Sie entdeckten einen Mechanismus, der aus den Tonblasen Kompartimente mit einer semipermeablen Hülle formt. In solchen Kompartimenten können sich dann bestimmte Moleküle anreichern und so die für ihre Reaktionen erforderliche Konzentration erreichen. Denn nach gängiger Lehrmeinung können die ersten Lebensbausteine nicht im offenen Ozean entstanden sein, weil dort die Reaktionspartner für die entscheidenden Kopplungsreaktionen nicht in ausreichender Konzentration angereichert werden konnten. Turbulenzen und das Streben zum Konzentrationsausgleich hätten die Moleküle sofort wieder verdünnt.
Tonumhüllte Luftblase aus Ausgangspunkt
„Viele Arbeiten über die letzten Jahrzehnte hinweg haben untersucht, welche Rolle Luftblasen für die Anreicherung von Molekülen und Nanopartikeln spielte und damit für die Entstehung bestimmter chemischer Reaktionen“, erklärt Anand Bala Subramaniam von der School of Engineering and Applied Sciences (SEAS) der Harvard Universität. „Wir haben jetzt einen kompletten physikalischen Mechanismus für den Übergang von einem zweiphasigen Ton-Luftblasen-System zu einem wassergefüllten, semipermeablen Vesikel aufgedeckt.

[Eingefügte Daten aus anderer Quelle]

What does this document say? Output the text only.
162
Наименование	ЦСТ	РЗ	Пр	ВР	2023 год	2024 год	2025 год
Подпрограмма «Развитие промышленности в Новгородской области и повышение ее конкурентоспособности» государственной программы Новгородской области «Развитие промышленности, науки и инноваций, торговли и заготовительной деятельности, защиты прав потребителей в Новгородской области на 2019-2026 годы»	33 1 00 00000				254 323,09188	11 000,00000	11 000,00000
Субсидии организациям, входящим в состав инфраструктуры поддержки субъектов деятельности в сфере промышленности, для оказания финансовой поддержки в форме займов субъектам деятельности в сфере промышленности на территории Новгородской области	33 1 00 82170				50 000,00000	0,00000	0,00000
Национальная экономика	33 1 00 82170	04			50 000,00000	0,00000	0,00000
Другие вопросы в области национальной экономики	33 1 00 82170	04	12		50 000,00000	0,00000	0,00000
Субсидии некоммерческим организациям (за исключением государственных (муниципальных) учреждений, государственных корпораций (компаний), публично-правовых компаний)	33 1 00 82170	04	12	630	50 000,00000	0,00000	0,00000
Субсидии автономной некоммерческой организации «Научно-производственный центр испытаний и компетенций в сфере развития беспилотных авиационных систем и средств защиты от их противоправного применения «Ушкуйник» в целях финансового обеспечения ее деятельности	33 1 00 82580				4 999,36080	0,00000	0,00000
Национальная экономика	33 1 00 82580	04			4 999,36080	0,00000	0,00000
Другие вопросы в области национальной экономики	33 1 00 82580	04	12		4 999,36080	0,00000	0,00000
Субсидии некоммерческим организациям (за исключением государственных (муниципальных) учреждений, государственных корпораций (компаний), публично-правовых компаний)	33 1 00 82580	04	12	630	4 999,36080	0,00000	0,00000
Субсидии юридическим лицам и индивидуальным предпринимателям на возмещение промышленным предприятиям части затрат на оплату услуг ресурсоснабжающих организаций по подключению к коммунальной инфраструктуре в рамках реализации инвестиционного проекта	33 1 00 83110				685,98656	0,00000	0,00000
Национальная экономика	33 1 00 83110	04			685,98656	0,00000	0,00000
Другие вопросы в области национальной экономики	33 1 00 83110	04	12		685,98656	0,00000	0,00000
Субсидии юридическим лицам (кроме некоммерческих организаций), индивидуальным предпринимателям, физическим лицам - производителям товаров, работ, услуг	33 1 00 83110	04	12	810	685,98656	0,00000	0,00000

Dies könnte ohne weiteres aus Materialien entstehen, die in der Umwelt verfügbar sind.“
Bausteine rein, Moleküle nicht mehr raus
Kommt eine von diesem Ton umhüllte Luftblase mit einfachen organischen Flüssigkeiten wie Ethanol oder Methanol in Berührung, können diese Alkohole bis in das Innere der Tonhülle vordringen, da sie eine extrem geringe Oberflächenspannung besitzen. Dort bringen sie die Luftblase zum Platzen. Als Folge können nun auch Wasser und kleinere Moleküle eindringen. Es entsteht ein wassergefülltes Kügelchen mit einer Tonhülle, die eine physische Grenze zur Außenwelt bildet.

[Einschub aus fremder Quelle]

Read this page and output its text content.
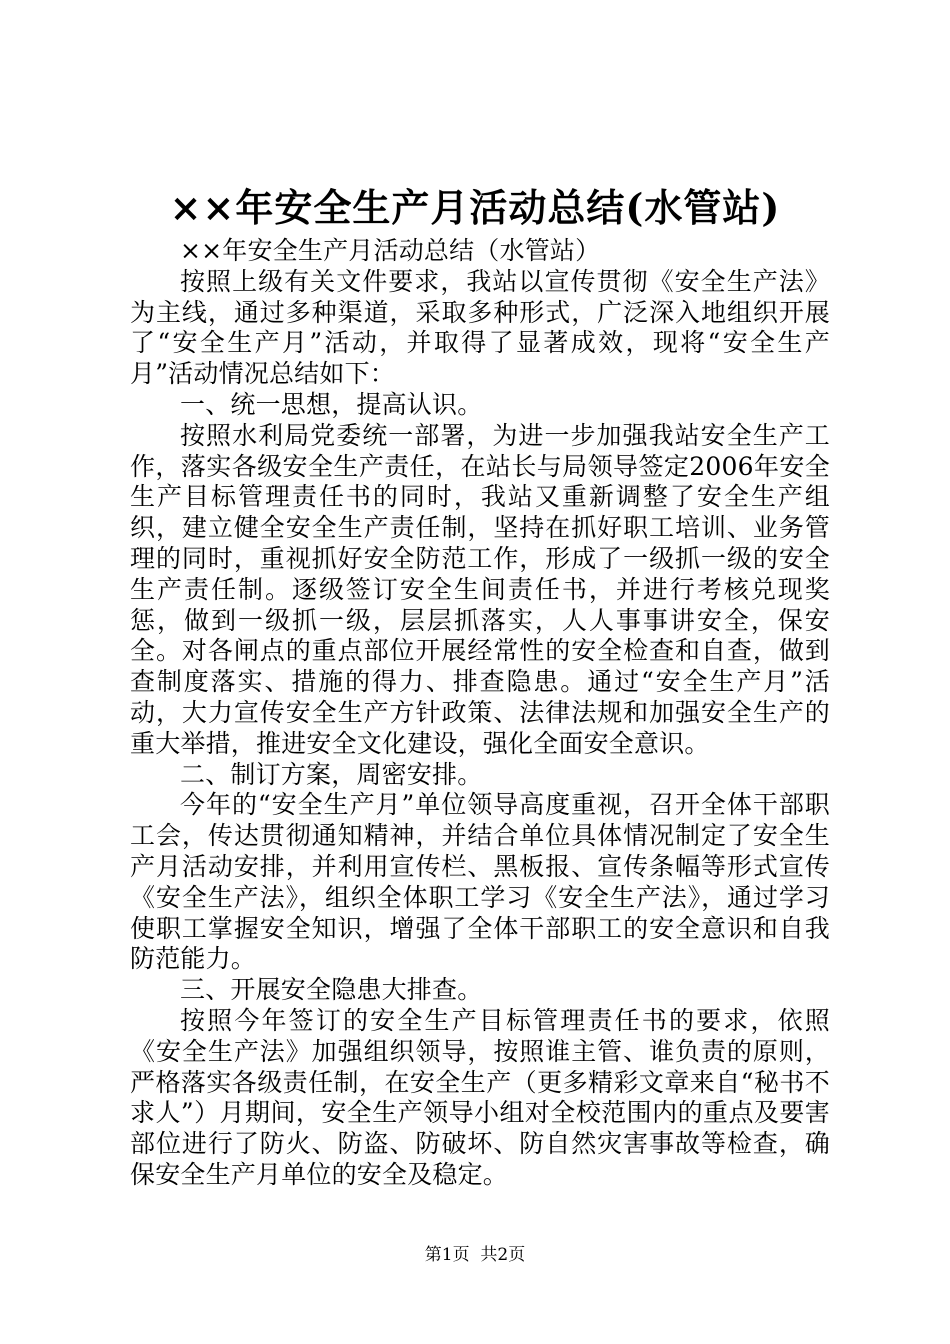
××年安全生产月活动总结(水管站)

××年安全生产月活动总结（水管站）

按照上级有关文件要求，我站以宣传贯彻《安全生产法》为主线，通过多种渠道，采取多种形式，广泛深入地组织开展了“安全生产月”活动，并取得了显著成效，现将“安全生产月”活动情况总结如下：

一、统一思想，提高认识。

按照水利局党委统一部署，为进一步加强我站安全生产工作，落实各级安全生产责任，在站长与局领导签定2006年安全生产目标管理责任书的同时，我站又重新调整了安全生产组织，建立健全安全生产责任制，坚持在抓好职工培训、业务管理的同时，重视抓好安全防范工作，形成了一级抓一级的安全生产责任制。逐级签订安全生间责任书，并进行考核兑现奖惩，做到一级抓一级，层层抓落实，人人事事讲安全，保安全。对各闸点的重点部位开展经常性的安全检查和自查，做到查制度落实、措施的得力、排查隐患。通过“安全生产月”活动，大力宣传安全生产方针政策、法律法规和加强安全生产的重大举措，推进安全文化建设，强化全面安全意识。

二、制订方案，周密安排。

今年的“安全生产月”单位领导高度重视，召开全体干部职工会，传达贯彻通知精神，并结合单位具体情况制定了安全生产月活动安排，并利用宣传栏、黑板报、宣传条幅等形式宣传《安全生产法》，组织全体职工学习《安全生产法》，通过学习使职工掌握安全知识，增强了全体干部职工的安全意识和自我防范能力。

三、开展安全隐患大排查。

按照今年签订的安全生产目标管理责任书的要求，依照《安全生产法》加强组织领导，按照谁主管、谁负责的原则，严格落实各级责任制，在安全生产（更多精彩文章来自“秘书不求人”）月期间，安全生产领导小组对全校范围内的重点及要害部位进行了防火、防盗、防破坏、防自然灾害事故等检查，确保安全生产月单位的安全及稳定。

第1页  共2页
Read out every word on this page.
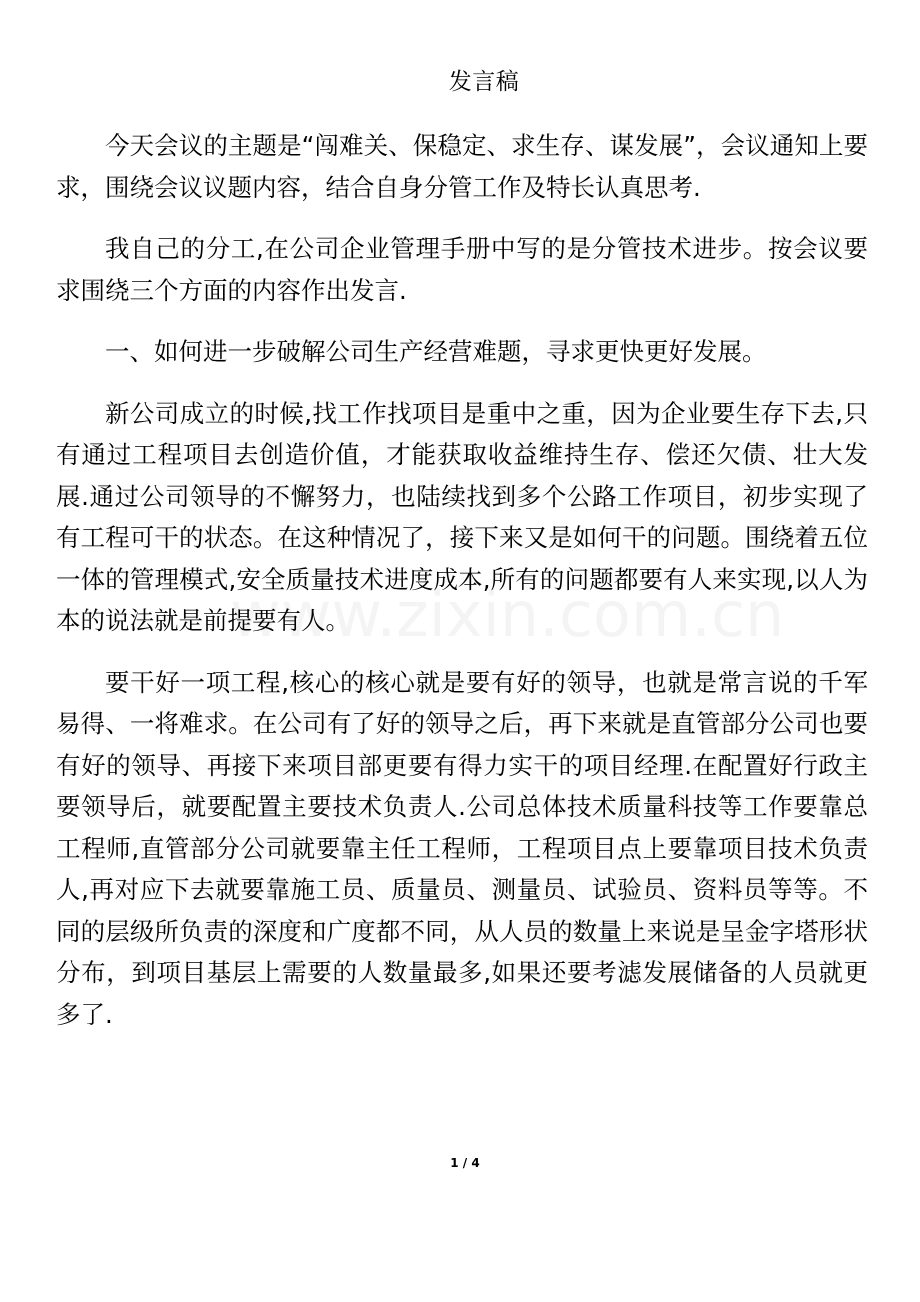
发言稿

今天会议的主题是“闯难关、保稳定、求生存、谋发展”，会议通知上要求，围绕会议议题内容，结合自身分管工作及特长认真思考.

我自己的分工,在公司企业管理手册中写的是分管技术进步。按会议要求围绕三个方面的内容作出发言.

一、如何进一步破解公司生产经营难题，寻求更快更好发展。

新公司成立的时候,找工作找项目是重中之重，因为企业要生存下去,只有通过工程项目去创造价值，才能获取收益维持生存、偿还欠债、壮大发展.通过公司领导的不懈努力，也陆续找到多个公路工作项目，初步实现了有工程可干的状态。在这种情况了，接下来又是如何干的问题。围绕着五位一体的管理模式,安全质量技术进度成本,所有的问题都要有人来实现,以人为本的说法就是前提要有人。

要干好一项工程,核心的核心就是要有好的领导，也就是常言说的千军易得、一将难求。在公司有了好的领导之后，再下来就是直管部分公司也要有好的领导、再接下来项目部更要有得力实干的项目经理.在配置好行政主要领导后，就要配置主要技术负责人.公司总体技术质量科技等工作要靠总工程师,直管部分公司就要靠主任工程师，工程项目点上要靠项目技术负责人,再对应下去就要靠施工员、质量员、测量员、试验员、资料员等等。不同的层级所负责的深度和广度都不同，从人员的数量上来说是呈金字塔形状分布，到项目基层上需要的人数量最多,如果还要考滤发展储备的人员就更多了.

1 / 4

Die Vesikel sind einerseits robust genug, um ihren Inhalt auch in einem turbulenten Ozean oder der „Ursuppe“ zu schützen. Andererseits aber bilden die mikroskopisch kleinen Poren im Ton eine semipermeable Membran, die es den chemischen Grundbausteinen der Biomoleküle erlaubt, einzudringen, die aus ihnen entstehenden größeren Moleküle aber am Wiederaustritt hindert.

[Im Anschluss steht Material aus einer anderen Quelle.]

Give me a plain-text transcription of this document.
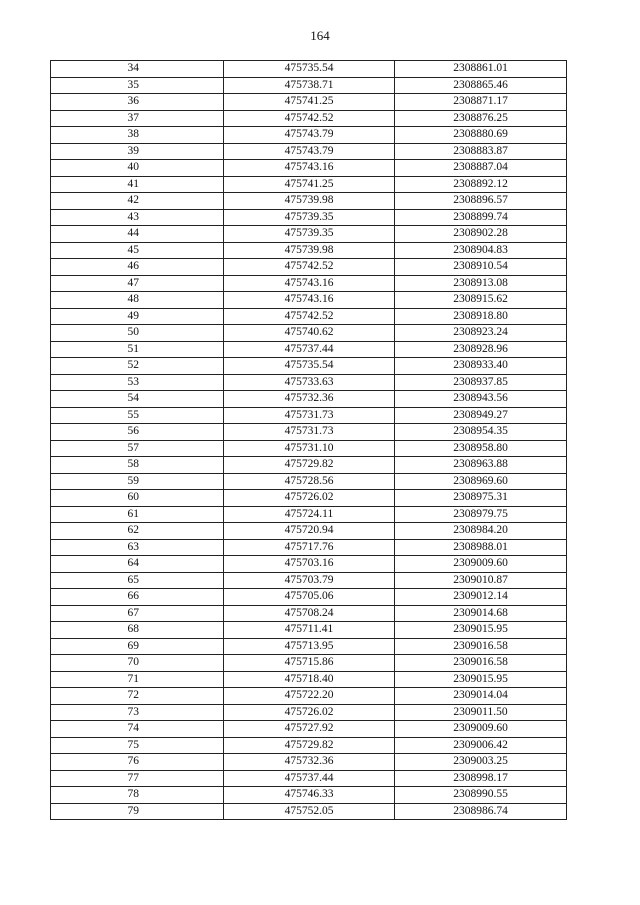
164
34	475735.54	2308861.01
35	475738.71	2308865.46
36	475741.25	2308871.17
37	475742.52	2308876.25
38	475743.79	2308880.69
39	475743.79	2308883.87
40	475743.16	2308887.04
41	475741.25	2308892.12
42	475739.98	2308896.57
43	475739.35	2308899.74
44	475739.35	2308902.28
45	475739.98	2308904.83
46	475742.52	2308910.54
47	475743.16	2308913.08
48	475743.16	2308915.62
49	475742.52	2308918.80
50	475740.62	2308923.24
51	475737.44	2308928.96
52	475735.54	2308933.40
53	475733.63	2308937.85
54	475732.36	2308943.56
55	475731.73	2308949.27
56	475731.73	2308954.35
57	475731.10	2308958.80
58	475729.82	2308963.88
59	475728.56	2308969.60
60	475726.02	2308975.31
61	475724.11	2308979.75
62	475720.94	2308984.20
63	475717.76	2308988.01
64	475703.16	2309009.60
65	475703.79	2309010.87
66	475705.06	2309012.14
67	475708.24	2309014.68
68	475711.41	2309015.95
69	475713.95	2309016.58
70	475715.86	2309016.58
71	475718.40	2309015.95
72	475722.20	2309014.04
73	475726.02	2309011.50
74	475727.92	2309009.60
75	475729.82	2309006.42
76	475732.36	2309003.25
77	475737.44	2308998.17
78	475746.33	2308990.55
79	475752.05	2308986.74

Katalytische Wirkung könnte Biomolekül-Bildung erleichtert haben
Das Montmorillonit ist seit langem dafür bekannt, katalytisch zu wirken: Der Ton erleichtert es vor allem Fettsäuren, Membranen zu bilden, aber auch einzelnen Nukleotiden, sich zu einer DNA zusammenzulagern. „Die Schlussfolgerung daraus ist, dass kleine Fettsäuren eindringen und sich selbst zu größeren Strukturen organisieren. Dann jedoch können sie nicht wieder hinaus“, so Howard A. Stone, früher Harvard-Forscher, heute Professor an der Princeton- Universität. „Dies ist ein natürlicher Weg, Moleküle zu begünstigen und zu selektieren, die sich selbst organisieren können.“
„Ob die Tonvesikel tatsächlich eine entscheidende Rolle bei der Entstehung des Lebens spielten ist unbekannt”, ergänzt Subramaniam. „Aber die Tatsache, dass sie so robust sind und dass Ton wohlbekannte katalytische Eigenschaften besitzt, deuten darauf hin, dass sie eine Rolle gespielt haben könnten.“ Die Studie der Harvard-Forscher ist jetzt in der Fachzeitschrift „Soft Matter“ erschienen.